Software Testing Needs to Get with the Mobile Revolution | TechWell

Software Testing Needs to Get with the Mobile Revolution

Software testing has changed. The explosion of mobile means the way users consume applications and software is drastically different these days. Lab-based testing doesn’t cover enough of the variables mobile users encounter. People now use mobile devices in places they wouldn’t consume traditional software— the bathroom, social gatherings, shopping, and when commuting .

Developers and testers now have to account for mobile devices with different screen sizes, resolutions, and controls; different operating systems and their versions—sometimes six or more; different network carriers, connections, and connection strengths (which change with location); and myriad apps that might be functioning on any given device, vying for attention and bandwidth. The demands of current software use dictate a change in the way software is tested.

On Dr. Dobbs senior director of product management at Shunra Software Dave Berg outlines one of the biggest shifts:

From city to city, and even sometimes block to block, [mobile] connection and performance is unreliable and constantly shifting. The simple physics of mobile technology results in greater latency variation than a hard-lined connection, making slower, unreliable speeds inherent in a mobile connection.

This was not something you had to account for when testing apps across traditional network conditions. A hard-lined connection, even if it was at a crawling 28.8 Kbps, could be counted on to remain constant. You knew what network conditions your app would encounter, and this made performance testing (relatively) easy.

Assuming a constant level of network performance with mobile is a risky misstep and can leave major issues undetected. Testing apps in a traditional manner without accounting for such mobile network issues as increased and variable latency, jitter, and packet loss means your testing will yield unreliable results and put your app in a position for failure.

“Unreliable results” and incomplete results are the two overarching reasons mobile app testing will be forced outside the traditional setting and into the wild. You simply cannot adequately recreate all the different network connections users will experience. Even if you could, you’d have to replicate that connection on literally hundreds (if not thousands) of devices and dozens of OS versions if you’re looking to release a far-reaching app. The requirements for testing mobile apps are staggering.

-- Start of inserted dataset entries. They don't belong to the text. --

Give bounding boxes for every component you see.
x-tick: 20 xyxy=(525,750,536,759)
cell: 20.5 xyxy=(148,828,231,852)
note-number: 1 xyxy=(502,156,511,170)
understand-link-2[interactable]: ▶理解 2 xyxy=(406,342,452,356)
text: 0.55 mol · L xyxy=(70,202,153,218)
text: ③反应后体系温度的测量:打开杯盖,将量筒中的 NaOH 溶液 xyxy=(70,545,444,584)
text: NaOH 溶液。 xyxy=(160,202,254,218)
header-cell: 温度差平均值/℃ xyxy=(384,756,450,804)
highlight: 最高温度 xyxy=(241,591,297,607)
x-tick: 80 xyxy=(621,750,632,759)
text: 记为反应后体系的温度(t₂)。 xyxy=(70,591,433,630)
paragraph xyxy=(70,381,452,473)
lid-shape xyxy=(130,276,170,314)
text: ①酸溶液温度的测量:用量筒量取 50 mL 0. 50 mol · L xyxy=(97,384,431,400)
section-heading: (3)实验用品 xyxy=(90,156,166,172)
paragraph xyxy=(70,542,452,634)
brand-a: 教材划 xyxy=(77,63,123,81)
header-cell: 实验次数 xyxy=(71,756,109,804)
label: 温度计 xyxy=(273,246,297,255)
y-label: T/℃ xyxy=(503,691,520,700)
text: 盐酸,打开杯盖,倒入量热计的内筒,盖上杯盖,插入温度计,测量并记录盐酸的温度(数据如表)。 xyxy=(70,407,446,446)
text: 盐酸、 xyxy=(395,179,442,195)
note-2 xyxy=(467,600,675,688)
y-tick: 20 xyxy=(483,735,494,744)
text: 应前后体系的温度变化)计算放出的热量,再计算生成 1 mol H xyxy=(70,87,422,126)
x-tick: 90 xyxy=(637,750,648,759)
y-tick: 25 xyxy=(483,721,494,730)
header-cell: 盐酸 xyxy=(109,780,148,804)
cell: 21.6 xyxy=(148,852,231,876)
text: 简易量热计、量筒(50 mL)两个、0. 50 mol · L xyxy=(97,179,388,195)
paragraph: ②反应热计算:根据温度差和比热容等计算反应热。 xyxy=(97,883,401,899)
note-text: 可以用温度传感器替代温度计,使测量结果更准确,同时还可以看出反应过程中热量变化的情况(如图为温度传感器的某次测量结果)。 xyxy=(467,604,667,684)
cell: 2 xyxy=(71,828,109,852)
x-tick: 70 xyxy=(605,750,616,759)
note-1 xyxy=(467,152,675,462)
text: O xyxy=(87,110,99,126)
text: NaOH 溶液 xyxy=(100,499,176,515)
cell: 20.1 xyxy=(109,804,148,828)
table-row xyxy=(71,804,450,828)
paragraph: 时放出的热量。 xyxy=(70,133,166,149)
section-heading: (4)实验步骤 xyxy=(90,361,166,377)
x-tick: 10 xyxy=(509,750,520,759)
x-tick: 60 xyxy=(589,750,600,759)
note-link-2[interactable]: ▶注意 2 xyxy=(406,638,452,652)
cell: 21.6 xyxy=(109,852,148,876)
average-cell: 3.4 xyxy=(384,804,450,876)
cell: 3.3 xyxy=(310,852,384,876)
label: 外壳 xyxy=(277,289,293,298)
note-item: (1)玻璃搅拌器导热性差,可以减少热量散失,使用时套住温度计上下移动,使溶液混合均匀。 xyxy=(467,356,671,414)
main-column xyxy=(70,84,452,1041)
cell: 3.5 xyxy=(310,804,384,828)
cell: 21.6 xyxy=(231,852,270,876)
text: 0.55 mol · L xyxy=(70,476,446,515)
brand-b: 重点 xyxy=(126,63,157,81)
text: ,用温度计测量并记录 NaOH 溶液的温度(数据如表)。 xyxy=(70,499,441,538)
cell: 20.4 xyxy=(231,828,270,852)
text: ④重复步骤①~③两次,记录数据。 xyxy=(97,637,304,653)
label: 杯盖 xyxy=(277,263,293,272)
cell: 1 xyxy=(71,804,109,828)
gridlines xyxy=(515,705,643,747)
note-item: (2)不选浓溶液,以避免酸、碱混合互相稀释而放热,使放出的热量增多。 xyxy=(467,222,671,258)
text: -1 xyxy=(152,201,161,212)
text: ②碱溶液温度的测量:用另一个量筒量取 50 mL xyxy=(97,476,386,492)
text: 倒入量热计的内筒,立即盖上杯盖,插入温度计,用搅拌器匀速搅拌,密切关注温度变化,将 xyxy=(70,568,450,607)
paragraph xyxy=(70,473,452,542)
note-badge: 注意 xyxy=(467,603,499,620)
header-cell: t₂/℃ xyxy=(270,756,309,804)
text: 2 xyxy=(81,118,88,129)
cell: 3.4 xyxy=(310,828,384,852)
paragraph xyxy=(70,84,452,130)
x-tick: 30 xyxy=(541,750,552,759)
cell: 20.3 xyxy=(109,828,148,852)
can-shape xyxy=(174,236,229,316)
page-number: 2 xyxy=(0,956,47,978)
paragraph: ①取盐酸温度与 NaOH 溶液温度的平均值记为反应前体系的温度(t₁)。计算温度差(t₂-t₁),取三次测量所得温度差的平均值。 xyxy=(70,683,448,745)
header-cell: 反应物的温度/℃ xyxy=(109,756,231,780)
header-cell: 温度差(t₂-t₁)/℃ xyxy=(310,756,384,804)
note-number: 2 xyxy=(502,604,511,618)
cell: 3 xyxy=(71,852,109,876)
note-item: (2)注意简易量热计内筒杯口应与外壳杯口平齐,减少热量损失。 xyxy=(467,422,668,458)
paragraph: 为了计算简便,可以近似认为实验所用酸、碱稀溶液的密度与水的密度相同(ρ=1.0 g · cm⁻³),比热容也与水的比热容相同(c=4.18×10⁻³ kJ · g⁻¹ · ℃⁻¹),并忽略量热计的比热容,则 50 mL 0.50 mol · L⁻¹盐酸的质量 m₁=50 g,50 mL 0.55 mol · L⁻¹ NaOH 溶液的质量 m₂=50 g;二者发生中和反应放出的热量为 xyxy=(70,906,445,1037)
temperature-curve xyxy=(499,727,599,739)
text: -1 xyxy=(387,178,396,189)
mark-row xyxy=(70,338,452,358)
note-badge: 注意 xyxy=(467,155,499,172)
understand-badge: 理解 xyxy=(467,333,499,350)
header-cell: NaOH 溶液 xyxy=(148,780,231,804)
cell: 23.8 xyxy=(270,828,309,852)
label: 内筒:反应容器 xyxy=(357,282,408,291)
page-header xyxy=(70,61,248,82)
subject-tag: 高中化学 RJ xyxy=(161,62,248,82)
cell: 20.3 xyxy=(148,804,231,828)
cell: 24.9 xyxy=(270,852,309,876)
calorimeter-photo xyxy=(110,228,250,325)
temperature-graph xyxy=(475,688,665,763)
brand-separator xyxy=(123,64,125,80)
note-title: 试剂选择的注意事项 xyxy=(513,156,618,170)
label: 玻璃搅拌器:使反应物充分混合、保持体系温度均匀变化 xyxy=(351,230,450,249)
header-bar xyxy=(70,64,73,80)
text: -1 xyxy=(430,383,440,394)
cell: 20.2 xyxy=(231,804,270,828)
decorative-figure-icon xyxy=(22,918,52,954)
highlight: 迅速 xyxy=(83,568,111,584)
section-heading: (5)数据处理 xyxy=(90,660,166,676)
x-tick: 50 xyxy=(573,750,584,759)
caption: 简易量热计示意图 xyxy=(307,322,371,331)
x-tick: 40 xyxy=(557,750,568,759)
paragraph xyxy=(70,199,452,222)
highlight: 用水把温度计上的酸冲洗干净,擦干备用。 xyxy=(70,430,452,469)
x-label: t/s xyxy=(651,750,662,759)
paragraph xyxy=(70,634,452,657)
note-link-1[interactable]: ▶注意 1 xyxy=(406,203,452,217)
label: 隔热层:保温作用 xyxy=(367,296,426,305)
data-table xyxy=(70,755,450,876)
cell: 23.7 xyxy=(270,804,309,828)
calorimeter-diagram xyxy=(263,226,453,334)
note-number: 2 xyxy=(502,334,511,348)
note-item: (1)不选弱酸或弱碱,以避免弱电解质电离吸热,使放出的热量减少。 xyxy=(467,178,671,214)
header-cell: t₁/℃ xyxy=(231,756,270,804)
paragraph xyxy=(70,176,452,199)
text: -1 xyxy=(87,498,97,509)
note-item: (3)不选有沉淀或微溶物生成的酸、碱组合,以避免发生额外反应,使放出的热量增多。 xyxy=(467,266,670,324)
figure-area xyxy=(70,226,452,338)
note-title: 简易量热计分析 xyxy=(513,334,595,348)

The bottom line is testing entirely in a lab just doesn’t cut it anymore. Don’t abandon in-house testing; it can save a lot of time and money if obvious bugs are found in house. But if you expect to release a well-performing, user-friendly, highly rated app, you’re going to have to move a portion of the testing into the real world.

Software testing was never simple. But the way we use software these days—taking it everywhere with us on devices over which developers have no control—is forcing a drastic change. In-the-wild testing is just another technique you can use to address today’s particular and peculiar challenges of testing.